Acting Justice Raynard S. Rigby KC dismissed the application, ordered Machinery & Energy Limited to pay the Comptroller of VAT’s costs of the application and reaffirmed the principle that a successful litigant should ordinarily be entitled to the fruits of its judgment unless special circumstances justify a stay.
The appeal arises from a decision of the Tax Appeal Commission delivered on 9 December 2025, which upheld a VAT assessment against Machinery & Energy Limited.

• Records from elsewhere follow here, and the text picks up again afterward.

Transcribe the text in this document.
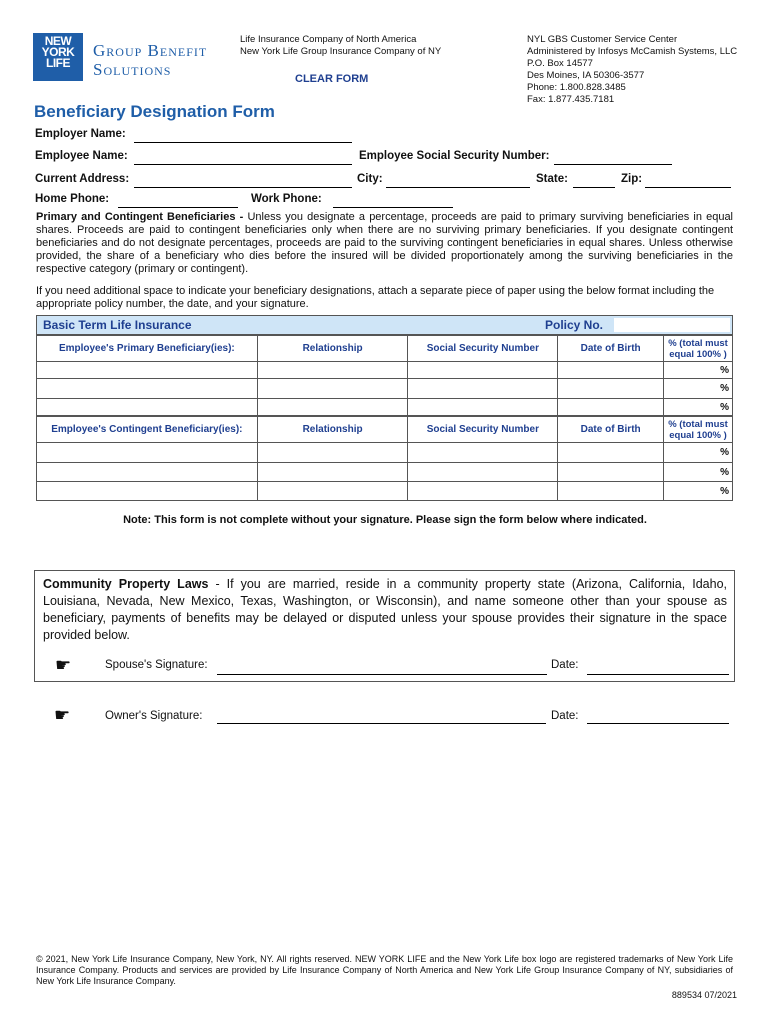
NEW
YORK
LIFE
Group Benefit
Solutions
Life Insurance Company of North America
New York Life Group Insurance Company of NY
CLEAR FORM
NYL GBS Customer Service Center
Administered by Infosys McCamish Systems, LLC
P.O. Box 14577
Des Moines, IA 50306-3577
Phone: 1.800.828.3485
Fax: 1.877.435.7181
Beneficiary Designation Form
Employer Name:
Employee Name:	Employee Social Security Number:
Current Address:	City:	State:	Zip:
Home Phone:	Work Phone:
Primary and Contingent Beneficiaries - Unless you designate a percentage, proceeds are paid to primary surviving beneficiaries in equal shares. Proceeds are paid to contingent beneficiaries only when there are no surviving primary beneficiaries. If you designate contingent beneficiaries and do not designate percentages, proceeds are paid to the surviving contingent beneficiaries in equal shares. Unless otherwise provided, the share of a beneficiary who dies before the insured will be divided proportionately among the surviving beneficiaries in the respective category (primary or contingent).
If you need additional space to indicate your beneficiary designations, attach a separate piece of paper using the below format including the appropriate policy number, the date, and your signature.
Basic Term Life Insurance	Policy No.
Employee's Primary Beneficiary(ies):	Relationship	Social Security Number	Date of Birth	% (total must equal 100% )
				%
				%
				%
Employee's Contingent Beneficiary(ies):	Relationship	Social Security Number	Date of Birth	% (total must equal 100% )
				%
				%
				%
Note: This form is not complete without your signature. Please sign the form below where indicated.
Community Property Laws - If you are married, reside in a community property state (Arizona, California, Idaho, Louisiana, Nevada, New Mexico, Texas, Washington, or Wisconsin), and name someone other than your spouse as beneficiary, payments of benefits may be delayed or disputed unless your spouse provides their signature in the space provided below.
☛	Spouse's Signature:	Date:
☛	Owner's Signature:	Date:
© 2021, New York Life Insurance Company, New York, NY. All rights reserved. NEW YORK LIFE and the New York Life box logo are registered trademarks of New York Life Insurance Company. Products and services are provided by Life Insurance Company of North America and New York Life Group Insurance Company of NY, subsidiaries of New York Life Insurance Company.
889534 07/2021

The company subsequently appealed to the Supreme Court and, on 19 January 2026, applied for a stay of execution pending the determination of that appeal.
The company argued that its appeal had reasonable prospects of success, that the Comptroller would suffer no prejudice because the company’s potential liability was secured by a Letter of Guarantee issued by CIBC Caribbean Bank (Bahamas) Limited, and that immediate payment of the assessment, together with penalties and interest, would significantly disrupt its cash flow, business operations and ability to continue trading.
The application was supported by affidavits from the company’s financial controller, Antonia Benjamin, who maintained that payment of the assessment would materially impair the business and pointed to delays that could arise in recovering funds from the Government if the appeal ultimately succeeded.
As additional security, Machinery & Energy Limited relied upon a bank guarantee issued by CIBC Caribbean irrevocably guaranteeing payment of $1,275,892.06 to the Department of Inland Revenue. However, the guarantee was due to expire on 31 December 2026.
The Comptroller of VAT opposed the application through evidence from James Rhodes, who challenged both the grounds of appeal and the alleged financial hardship. The Respondent argued that the assessment was lawfully issued under the Value Added Tax Act, denied that the assessment amounted to impermissible double taxation, and maintained that the company had failed to demonstrate that the assessment was excessive or incorrect.
Mr. Rhodes also stated that Machinery & Energy Limited had never approached the Department of Inland Revenue to negotiate a payment plan that could accommodate its cash flow while satisfying its tax obligations.
Significantly, the Respondent relied on the company’s VAT returns to contend that Machinery & Energy Limited earned approximately $7.38 million in profit during 2025, making the disputed assessment equivalent to only about 18 per cent of its annual profit. The company did not file evidence responding to those calculations.
In considering the application, Acting Justice Rigby observed that the Court’s jurisdiction to grant a stay is discretionary and that established legal principles require an applicant to demonstrate both an arguable appeal and that refusal of a stay would render the appeal nugatory by causing irreparable prejudice.
The judge emphasized that merely having an arguable appeal is insufficient.
He noted that while Machinery & Energy Limited asserted that payment would cause financial ruin, it failed to produce any financial statements, cash flow information or other records supporting those assertions.
“The Applicant’s decision to place no financial information before the Court to support its position of financial hardship or ruin and to show that it lacks the resources to pay the tax liability gave me no basis to assess and determine the substance of their submissions,” the judge stated.
Justice Rigby further observed that the company’s ability to obtain a bank guarantee suggested that it had access to financial resources capable of meeting the disputed liability.
The Court also found little comfort in the bank guarantee because it expired on 31 December 2026, concluding that a guarantee of limited duration failed to adequately protect the Respondent’s ability to recover the tax if the appeal remained unresolved beyond that date.
The judge additionally accepted the Respondent’s evidence that a structured payment arrangement remained available, observing that such an option substantially undermined the Applicant’s claim that payment of the assessment would inevitably cripple its business operations.
Addressing the Applicant’s concern that recovering funds from the Government could be delayed if the appeal succeeded, Justice Rigby said there was insufficient evidence before the Court to support that assertion and that, in any event, such speculation did not justify granting a stay.
Although the Court acknowledged that some of the proposed grounds of appeal might arguably be capable of consideration, including issues concerning the burden of proof under section 17 of the Tax Appeal Commission Act and allegations of double taxation, the judge concluded that those issues alone could not satisfy the legal test.
He stressed that the starting point remains that a successful party should not be deprived of the fruits of its judgment unless exceptional circumstances exist.
Finding that Machinery & Energy Limited had failed to establish special circumstances or demonstrate that refusal of a stay would cause serious or irremediable damage, the Court dismissed the application.
The stay of execution was therefore refused, and the company was ordered to pay the Comptroller of VAT’s costs of the application, with those costs to be agreed or, failing agreement, assessed by the Registrar of the Supreme Court.
The substantive appeal against the Tax Appeal Commission’s decision remains scheduled to be heard by the Supreme Court on 8 October 2026.